The findings indicate that inadequate margin widths may result in higher risks of distant recurrence (cancer returning in a different part of the body) and death as a result of breast cancer, as well as increased local recurrence (cancer returning at the same site).

After surgery, a pathologist measures the distance between the outer edge of cancer cells and the edge of the tissue that was removed to establish the width of the margin.
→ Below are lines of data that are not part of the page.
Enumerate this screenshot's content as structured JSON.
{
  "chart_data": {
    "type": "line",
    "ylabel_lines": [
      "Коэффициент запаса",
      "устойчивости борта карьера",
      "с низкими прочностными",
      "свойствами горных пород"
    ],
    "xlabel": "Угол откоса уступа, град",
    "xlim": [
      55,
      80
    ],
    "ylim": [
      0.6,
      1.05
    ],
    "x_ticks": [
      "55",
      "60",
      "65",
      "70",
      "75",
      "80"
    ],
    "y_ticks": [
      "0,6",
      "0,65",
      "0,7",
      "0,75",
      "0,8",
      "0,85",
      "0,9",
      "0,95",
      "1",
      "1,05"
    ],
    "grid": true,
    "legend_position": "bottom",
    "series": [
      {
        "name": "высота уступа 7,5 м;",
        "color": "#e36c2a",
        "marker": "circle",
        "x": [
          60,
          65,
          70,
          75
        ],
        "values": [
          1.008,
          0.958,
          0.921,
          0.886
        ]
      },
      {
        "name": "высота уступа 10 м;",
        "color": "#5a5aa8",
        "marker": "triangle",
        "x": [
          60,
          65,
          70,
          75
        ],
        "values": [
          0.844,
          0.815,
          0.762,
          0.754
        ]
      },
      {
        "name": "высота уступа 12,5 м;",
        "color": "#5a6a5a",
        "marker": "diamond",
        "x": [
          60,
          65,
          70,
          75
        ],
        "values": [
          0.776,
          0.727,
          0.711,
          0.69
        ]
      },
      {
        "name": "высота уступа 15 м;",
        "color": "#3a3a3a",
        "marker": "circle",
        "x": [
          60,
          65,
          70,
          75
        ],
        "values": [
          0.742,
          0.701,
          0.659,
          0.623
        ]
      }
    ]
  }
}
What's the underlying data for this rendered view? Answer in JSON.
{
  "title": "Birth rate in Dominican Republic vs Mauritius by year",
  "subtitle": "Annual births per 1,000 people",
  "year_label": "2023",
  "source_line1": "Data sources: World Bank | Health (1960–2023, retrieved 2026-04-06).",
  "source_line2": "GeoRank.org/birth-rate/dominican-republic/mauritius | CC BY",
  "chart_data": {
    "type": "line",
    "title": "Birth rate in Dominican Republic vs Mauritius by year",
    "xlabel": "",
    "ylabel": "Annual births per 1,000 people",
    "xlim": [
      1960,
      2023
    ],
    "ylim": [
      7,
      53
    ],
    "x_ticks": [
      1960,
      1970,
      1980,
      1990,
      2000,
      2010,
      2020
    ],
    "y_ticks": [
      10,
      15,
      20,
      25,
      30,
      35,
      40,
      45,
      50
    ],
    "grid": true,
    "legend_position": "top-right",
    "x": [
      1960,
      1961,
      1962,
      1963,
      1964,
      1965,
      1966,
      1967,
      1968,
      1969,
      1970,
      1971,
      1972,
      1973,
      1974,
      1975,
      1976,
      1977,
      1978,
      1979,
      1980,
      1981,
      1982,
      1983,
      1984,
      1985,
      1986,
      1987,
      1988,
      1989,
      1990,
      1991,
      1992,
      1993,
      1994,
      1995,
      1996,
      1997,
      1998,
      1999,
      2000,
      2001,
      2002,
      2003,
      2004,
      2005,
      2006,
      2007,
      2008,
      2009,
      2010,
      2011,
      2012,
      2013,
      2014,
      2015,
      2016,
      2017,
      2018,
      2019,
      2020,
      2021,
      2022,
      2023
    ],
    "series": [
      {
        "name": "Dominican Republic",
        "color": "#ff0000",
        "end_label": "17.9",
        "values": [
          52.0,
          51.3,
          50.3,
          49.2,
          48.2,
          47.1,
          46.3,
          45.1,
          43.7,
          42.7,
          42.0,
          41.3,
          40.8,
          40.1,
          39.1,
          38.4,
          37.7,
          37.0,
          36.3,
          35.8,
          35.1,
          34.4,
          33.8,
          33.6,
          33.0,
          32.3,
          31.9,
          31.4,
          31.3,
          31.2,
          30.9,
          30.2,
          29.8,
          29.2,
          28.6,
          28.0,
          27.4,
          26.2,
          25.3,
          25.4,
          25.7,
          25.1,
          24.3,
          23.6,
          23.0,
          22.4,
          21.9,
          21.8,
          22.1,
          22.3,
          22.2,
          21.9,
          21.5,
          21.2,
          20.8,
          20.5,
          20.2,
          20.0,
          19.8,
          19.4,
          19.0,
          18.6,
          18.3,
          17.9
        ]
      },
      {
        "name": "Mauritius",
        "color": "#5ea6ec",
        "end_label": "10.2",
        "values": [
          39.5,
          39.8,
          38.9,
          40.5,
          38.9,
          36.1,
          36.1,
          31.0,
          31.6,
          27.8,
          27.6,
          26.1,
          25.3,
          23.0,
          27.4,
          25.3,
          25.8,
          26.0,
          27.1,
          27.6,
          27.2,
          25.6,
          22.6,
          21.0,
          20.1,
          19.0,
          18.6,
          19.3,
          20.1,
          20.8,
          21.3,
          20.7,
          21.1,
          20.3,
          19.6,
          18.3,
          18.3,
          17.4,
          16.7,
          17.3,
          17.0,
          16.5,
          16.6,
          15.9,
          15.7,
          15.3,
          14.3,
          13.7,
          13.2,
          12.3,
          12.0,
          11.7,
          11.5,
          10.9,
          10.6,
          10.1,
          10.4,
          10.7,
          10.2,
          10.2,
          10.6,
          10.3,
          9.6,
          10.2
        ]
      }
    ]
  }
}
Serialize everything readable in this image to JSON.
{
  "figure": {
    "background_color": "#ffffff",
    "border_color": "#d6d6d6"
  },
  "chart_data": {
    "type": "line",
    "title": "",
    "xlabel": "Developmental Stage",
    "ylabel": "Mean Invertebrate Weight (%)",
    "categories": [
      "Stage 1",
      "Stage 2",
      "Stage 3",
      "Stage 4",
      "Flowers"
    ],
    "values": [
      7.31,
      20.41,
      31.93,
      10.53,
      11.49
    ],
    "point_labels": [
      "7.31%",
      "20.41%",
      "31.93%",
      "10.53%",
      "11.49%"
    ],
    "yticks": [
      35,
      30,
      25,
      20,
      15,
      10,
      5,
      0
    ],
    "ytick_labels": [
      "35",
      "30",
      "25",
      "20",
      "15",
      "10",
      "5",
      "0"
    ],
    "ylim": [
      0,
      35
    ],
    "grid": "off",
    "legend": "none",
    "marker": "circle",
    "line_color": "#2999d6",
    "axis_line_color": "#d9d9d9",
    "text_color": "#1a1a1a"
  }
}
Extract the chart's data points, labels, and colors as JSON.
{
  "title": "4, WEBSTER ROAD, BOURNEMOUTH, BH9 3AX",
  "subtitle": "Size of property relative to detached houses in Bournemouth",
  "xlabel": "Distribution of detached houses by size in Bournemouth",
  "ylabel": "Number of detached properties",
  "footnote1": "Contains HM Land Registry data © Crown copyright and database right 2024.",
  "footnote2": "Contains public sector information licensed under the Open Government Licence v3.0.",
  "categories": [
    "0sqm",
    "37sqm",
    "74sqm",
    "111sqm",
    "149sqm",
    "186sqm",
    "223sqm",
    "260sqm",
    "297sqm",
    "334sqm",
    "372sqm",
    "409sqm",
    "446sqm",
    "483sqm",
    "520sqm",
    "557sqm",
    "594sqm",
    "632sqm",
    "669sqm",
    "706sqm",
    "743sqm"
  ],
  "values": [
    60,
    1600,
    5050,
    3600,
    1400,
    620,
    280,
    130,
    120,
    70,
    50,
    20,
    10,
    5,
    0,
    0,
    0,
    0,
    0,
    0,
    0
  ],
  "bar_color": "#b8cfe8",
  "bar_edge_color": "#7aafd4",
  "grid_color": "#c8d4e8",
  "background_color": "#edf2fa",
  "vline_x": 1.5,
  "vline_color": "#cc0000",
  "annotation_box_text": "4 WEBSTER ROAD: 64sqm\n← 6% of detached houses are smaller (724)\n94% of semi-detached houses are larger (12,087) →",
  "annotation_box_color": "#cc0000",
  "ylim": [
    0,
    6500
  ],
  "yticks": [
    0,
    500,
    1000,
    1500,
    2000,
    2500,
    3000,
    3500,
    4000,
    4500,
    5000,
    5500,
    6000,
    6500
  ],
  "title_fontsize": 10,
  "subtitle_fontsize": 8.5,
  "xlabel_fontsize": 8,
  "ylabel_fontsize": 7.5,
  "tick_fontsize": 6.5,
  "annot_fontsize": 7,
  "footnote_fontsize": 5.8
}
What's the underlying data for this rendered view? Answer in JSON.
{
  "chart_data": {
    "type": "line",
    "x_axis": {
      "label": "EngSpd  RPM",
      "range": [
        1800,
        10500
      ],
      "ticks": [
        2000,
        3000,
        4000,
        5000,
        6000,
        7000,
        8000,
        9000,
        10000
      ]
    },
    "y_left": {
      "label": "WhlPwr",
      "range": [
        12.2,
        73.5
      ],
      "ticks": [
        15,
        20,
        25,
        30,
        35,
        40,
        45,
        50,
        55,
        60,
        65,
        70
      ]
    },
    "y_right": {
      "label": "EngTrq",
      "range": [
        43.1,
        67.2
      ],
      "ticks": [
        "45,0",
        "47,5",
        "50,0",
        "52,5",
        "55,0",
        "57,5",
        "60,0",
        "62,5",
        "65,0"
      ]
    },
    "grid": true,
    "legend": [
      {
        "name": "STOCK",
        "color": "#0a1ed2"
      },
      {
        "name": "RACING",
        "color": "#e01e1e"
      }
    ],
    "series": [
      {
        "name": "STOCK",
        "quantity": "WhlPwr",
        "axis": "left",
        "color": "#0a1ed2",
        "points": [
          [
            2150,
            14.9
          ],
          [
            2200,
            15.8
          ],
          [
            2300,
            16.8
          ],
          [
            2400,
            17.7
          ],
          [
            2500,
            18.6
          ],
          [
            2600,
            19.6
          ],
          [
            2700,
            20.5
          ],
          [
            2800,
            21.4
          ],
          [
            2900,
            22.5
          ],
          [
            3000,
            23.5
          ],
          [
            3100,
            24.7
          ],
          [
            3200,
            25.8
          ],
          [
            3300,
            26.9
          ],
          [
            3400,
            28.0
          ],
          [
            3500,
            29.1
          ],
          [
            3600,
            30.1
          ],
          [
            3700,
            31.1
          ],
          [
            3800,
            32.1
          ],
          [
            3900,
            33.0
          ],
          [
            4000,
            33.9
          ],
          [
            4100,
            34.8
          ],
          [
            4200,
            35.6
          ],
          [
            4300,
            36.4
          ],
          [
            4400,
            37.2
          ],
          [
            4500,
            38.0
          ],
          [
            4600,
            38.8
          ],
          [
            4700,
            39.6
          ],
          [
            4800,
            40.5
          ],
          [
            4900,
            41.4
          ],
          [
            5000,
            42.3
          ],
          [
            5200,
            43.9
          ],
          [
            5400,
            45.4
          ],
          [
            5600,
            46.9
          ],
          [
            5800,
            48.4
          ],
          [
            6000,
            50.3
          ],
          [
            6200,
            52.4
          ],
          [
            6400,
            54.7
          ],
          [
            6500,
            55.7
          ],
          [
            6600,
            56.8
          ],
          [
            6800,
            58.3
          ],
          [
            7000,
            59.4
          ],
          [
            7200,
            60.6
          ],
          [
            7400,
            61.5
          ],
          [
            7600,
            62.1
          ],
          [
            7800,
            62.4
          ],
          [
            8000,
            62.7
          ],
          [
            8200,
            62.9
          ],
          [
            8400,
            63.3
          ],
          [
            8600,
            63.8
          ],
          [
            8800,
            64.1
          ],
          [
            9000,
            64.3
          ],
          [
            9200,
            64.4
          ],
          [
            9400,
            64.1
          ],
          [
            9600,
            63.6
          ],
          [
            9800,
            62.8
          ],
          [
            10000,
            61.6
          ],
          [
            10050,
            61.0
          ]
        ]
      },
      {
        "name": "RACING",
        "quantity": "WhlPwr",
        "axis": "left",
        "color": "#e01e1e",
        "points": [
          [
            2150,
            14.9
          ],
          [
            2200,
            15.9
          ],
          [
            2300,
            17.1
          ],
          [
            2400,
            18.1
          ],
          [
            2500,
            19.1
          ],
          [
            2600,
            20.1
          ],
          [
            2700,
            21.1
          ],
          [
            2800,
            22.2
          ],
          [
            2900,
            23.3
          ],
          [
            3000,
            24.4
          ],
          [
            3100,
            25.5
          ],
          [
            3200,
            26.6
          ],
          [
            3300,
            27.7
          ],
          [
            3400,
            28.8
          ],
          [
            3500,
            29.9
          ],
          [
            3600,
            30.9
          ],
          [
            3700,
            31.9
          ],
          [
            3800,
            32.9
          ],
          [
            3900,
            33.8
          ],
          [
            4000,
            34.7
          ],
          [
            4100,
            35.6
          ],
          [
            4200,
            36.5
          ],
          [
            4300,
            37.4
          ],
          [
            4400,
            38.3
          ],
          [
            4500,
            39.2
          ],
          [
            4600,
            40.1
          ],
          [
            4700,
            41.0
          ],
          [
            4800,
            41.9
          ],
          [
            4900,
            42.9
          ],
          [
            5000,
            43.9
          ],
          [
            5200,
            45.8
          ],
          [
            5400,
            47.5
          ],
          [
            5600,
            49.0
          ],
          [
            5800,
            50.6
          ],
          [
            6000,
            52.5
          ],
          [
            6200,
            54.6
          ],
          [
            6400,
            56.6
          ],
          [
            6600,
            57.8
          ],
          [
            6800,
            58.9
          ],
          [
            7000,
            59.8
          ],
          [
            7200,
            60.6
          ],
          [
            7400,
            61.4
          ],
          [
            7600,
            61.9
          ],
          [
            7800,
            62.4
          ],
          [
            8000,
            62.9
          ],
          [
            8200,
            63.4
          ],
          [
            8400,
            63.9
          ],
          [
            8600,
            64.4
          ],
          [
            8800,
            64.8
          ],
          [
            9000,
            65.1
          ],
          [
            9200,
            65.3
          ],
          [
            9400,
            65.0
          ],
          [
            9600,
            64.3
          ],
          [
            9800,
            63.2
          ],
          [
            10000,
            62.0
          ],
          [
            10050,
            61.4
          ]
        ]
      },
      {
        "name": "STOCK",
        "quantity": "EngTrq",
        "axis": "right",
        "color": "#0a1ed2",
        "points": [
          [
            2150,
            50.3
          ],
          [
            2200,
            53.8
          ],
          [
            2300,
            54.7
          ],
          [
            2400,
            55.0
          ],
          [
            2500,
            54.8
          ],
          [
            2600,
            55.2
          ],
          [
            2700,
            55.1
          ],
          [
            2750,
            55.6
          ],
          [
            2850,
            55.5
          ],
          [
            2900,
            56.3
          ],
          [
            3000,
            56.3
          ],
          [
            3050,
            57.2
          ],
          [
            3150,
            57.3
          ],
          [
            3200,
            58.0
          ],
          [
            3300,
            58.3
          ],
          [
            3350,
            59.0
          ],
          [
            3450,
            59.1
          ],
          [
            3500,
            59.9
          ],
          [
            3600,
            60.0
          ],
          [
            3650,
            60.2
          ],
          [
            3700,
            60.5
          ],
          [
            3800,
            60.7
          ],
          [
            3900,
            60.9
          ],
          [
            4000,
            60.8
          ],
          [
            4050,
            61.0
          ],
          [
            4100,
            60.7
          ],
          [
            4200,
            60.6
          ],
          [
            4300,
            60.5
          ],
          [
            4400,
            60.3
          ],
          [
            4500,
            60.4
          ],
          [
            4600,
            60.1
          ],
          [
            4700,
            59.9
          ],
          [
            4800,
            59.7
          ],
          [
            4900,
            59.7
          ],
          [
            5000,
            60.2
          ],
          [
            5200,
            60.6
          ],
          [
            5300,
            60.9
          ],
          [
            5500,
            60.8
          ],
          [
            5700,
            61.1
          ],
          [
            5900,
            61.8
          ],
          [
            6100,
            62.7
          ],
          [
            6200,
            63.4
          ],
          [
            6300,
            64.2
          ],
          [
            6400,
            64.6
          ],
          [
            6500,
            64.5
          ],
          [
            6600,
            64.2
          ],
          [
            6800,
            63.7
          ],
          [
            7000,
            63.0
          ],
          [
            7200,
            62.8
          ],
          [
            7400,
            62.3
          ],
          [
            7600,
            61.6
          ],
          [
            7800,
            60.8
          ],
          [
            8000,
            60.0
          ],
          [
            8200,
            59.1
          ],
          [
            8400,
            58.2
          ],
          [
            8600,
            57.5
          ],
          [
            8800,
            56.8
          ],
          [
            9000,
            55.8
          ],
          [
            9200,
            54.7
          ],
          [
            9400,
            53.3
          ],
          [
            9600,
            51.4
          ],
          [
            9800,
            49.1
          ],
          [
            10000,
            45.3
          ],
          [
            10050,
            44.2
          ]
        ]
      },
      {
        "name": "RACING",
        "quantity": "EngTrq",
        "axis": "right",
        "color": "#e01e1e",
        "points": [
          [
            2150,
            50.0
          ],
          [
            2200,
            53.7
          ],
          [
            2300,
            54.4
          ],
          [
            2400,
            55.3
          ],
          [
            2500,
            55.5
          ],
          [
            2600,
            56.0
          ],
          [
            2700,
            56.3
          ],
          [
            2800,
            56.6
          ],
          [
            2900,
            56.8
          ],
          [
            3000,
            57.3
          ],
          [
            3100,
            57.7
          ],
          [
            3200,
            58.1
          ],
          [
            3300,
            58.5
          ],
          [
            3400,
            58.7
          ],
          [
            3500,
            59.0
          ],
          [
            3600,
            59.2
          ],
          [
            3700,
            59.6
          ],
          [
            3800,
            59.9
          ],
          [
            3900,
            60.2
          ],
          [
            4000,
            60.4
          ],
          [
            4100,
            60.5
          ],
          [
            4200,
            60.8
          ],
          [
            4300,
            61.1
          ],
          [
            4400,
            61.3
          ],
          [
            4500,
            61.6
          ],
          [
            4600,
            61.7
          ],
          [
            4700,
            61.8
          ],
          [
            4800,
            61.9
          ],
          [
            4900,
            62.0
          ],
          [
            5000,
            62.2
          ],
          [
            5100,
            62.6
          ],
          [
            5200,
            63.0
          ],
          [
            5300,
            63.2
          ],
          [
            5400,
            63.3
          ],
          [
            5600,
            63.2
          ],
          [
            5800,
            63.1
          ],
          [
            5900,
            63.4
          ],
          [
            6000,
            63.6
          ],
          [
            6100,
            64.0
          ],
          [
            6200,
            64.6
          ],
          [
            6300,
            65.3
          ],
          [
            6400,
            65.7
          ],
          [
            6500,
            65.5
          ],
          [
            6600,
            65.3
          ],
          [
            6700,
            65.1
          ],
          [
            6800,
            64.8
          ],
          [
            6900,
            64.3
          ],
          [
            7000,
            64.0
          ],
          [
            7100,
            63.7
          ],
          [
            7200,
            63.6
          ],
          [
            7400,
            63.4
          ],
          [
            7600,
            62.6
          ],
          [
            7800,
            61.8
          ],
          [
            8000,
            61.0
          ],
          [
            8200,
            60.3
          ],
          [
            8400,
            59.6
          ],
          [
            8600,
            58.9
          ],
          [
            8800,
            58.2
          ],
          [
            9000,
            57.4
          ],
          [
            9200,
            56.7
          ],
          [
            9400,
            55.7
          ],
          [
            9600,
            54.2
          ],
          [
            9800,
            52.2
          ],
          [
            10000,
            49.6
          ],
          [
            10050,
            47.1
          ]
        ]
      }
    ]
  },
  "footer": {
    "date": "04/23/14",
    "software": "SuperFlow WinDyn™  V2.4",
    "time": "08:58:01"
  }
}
Cancer guidelines suggest that allowing for a wider margin of healthy tissue when removing a tumour reduces local recurrence of breast cancer, but no data exist for distant recurrence.

To address this knowledge gap, an international team of researchers searched for published studies reporting on patients undergoing breast conserving surgery for early-stage invasive breast cancer who were monitored for a minimum of five years.

A total of 68 observational studies published between 1980 and 2021 involving 112,140 patients with breast cancer (average age 56 years) were included in the analysis.

Tumour specimen margins were split into three categories based on the degree of healthy tissue removed: involved, meaning that little or no healthy tissue was removed from around the tumour; close, meaning that the healthy tissue measured 2mm or less; and negative, meaning that the healthy tissue measured 2mm or more.

Key findings:

  • Across all studies, the rate of distant recurrence was 25.4% in patients with involved margin tumours, 8.4% in patients with involved or close margins, and 7.4% in patients with negative margins;
  • Compared with negative margins, involved margins were associated with around a two-fold increased risk of distant recurrence and local recurrence;
  • Close margins were associated with a 38% increased risk of distant recurrence and a two-fold increased risk of local recurrence compared with negative margins, after adjusting for chemotherapy and radiotherapy treatment after surgery;
  • In five studies published since 2010, involved margins were associated with a 2.4-fold increased distant recurrence as were involved and close margins (1.4-fold increased risk) compared with negative margins.

Recognising that the removal of wider margins require further surgery, the researchers suggest that decisions about re-excision ‘should be the product of an informed discussion between clinicians and patients with full disclosure of the risks of increased distant recurrence associated with close margins.’

Dr David Dodwell, Senior Clinical Research Fellow at Oxford Population Health, said ‘Caution is always required in inferring causality from observational data but given the inevitable lack of randomised evidence we recommend that guidelines relating to margin proximity are reviewed to reflect these findings.’